Soap opera relationship
I am in a real soap opera relationship. I am dating a woman in a small town... in this town also lives her ex husband, divorced for about 10 years. Also he current husband who she is separated from off and on for the past several years. The current husband has been abusive to her mentally. Kicked her out several times., abandoned her during travels in other cities and told her several times he does not love her and does not want to be Married. Each time they separate for a time and until recently always got back together after a break of anywhere from a few days to 6 months.
She has an ongoing relationship with her ex husband that is friendly but a little weird. She says she relys on him for financial advice and that is all well and good. But he also seems to give her relationship advice as well. He is upset that she is dating me and has been very angry and threatening toward her about me. Around me he is very cordial and friendly.
We started dating about one year ago for a few months when suddenly she dropped me and went back to her current husband. No warning, n real explanation. That only lasted a few months and then they separated again and after another month we started seeing each other again. Then after a few weeks she dumped me again because her ex husband told her to. That i was not right for her and not a good prospect or something. IN a few days she told me how much she regretted that decision and we got back together again.It has now been about a month and things seem OK but I get a feeling I am not so important to her, more of someone to lean on but not someone she is committed to.

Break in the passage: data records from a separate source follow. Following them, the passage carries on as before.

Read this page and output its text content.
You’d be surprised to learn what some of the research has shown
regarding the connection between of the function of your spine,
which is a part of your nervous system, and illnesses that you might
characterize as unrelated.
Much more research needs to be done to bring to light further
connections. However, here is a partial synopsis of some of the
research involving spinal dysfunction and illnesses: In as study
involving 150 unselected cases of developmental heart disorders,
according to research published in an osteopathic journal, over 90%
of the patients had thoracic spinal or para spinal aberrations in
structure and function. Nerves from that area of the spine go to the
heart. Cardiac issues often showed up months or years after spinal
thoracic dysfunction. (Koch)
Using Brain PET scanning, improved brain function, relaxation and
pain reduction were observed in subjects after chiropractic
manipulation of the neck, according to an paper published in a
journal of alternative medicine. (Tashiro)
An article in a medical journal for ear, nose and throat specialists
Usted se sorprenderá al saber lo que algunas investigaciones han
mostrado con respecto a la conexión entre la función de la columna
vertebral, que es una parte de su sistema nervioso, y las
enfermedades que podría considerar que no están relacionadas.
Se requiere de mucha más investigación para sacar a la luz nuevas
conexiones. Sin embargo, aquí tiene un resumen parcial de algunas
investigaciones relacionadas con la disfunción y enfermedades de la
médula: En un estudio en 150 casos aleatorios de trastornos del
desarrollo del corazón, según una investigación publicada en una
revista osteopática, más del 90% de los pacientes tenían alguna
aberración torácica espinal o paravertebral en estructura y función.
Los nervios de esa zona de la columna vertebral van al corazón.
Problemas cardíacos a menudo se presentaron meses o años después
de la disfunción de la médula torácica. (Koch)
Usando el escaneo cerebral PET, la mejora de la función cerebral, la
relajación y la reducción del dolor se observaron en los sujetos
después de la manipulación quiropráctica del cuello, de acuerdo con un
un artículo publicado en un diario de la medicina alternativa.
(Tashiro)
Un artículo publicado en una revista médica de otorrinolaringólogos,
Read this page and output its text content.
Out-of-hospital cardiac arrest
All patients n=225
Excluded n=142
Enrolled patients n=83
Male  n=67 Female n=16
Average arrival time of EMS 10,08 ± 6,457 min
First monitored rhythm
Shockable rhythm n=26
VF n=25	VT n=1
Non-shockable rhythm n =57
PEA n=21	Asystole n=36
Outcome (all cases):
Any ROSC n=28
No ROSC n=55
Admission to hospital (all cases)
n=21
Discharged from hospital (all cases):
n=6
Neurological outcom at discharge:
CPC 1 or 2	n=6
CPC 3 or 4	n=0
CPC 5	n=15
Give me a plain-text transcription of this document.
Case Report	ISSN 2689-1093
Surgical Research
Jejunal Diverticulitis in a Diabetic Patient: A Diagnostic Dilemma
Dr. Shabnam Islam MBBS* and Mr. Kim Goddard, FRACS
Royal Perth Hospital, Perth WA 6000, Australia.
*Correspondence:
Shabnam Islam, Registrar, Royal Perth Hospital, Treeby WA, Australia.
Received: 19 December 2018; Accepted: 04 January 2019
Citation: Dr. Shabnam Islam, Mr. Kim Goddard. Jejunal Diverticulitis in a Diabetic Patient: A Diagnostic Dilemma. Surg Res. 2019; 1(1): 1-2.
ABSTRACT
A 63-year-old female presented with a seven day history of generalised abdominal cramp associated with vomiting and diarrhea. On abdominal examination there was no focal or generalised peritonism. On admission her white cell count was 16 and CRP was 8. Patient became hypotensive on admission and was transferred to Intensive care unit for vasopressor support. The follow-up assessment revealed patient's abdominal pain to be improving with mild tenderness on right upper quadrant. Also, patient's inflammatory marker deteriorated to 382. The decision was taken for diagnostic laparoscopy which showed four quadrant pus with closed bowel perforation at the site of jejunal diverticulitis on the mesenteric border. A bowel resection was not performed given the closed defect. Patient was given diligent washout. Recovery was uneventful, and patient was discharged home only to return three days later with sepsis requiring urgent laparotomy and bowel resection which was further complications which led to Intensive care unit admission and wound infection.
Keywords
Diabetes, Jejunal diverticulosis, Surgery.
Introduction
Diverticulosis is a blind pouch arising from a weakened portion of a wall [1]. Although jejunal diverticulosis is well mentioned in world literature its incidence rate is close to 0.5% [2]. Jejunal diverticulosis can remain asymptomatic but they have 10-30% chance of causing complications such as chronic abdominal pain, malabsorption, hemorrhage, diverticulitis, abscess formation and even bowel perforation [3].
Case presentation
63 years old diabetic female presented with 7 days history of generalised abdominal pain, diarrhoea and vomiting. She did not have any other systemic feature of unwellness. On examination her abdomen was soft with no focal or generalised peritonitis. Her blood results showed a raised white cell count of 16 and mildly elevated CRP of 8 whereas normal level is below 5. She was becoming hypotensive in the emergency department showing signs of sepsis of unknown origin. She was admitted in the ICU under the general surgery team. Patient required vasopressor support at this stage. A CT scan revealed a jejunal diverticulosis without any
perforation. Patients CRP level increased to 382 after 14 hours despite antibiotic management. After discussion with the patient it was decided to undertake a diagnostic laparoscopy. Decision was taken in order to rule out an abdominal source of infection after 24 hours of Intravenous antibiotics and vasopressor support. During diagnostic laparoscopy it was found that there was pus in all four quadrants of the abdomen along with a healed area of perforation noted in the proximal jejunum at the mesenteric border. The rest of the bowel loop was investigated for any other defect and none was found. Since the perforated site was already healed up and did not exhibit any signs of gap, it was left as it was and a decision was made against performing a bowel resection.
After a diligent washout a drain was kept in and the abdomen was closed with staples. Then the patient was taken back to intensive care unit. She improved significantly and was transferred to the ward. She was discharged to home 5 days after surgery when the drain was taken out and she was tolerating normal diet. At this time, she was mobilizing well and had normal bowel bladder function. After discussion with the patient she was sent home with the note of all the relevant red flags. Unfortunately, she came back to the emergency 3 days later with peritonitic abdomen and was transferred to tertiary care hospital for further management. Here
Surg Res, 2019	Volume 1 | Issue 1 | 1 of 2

I still have to endure her drama about how her ex husband is angry with her about me. She says she doesn't like it, and needs to keep him in the picture for financial advice. I have to listen to this weekly. Then now her husband is angry about me as well. He seems to want her back yet again. I have to listen to this drama. All he says to her and how she has to put up with that etc etc.. but again she will not divorce him because he has military health insurance that covers her while they are married. It is a very good benefit and comparable coverage would be very expensive to purchase on her own even if she could.
I am getting very tired of this and I suppose i am not so sure I will not just be dumped to the side again at some juncture. Today was a very difficult day for her with both of these other men on her about me. We went to dinner and dancing last night, had a great time and a great time together at her home afterwards. Today we were going to have dinner again and just relax at her home. Then these two men get on her about me and last night dancing together at a local restaurant. Then tonight instead of wanting to be with me for some comfort and relax she wants to be alone. That hurts and makes me feel i am just filling in and maybe just feeding into this drama she has created...?? what advice can anyone offer on this.. I do have strong feelings for her, and feel like she has been beat up and hurt and i can be good to her. She has me confused.
Your best advice to walk away now. This woman isn't over her first marriage, let alone her second one. In fact, she has no business dating you and basically stringing you along while she goes back and forth between two other guys in her life. You need to set boundaries for yourself so that you basically protect yourself from this woman and HER issues. While you continue to date her, you will continue to feel like a used doormat whether you realize it or not.
You can't help or comfort this woman regardless of your feelings for her and her actions alone should tell you where you stand with her. Walk away and find yourself a partner who will, at least, respect you for who you are and one who shares your values and standards.
Can you figure out why you continue to try to work on this relationship?
There's NO problem in her mind. She is very clear that she wants to mess around with three men - using them for what she needs to get by. That includes you. Are you giving her money or any other kind of support?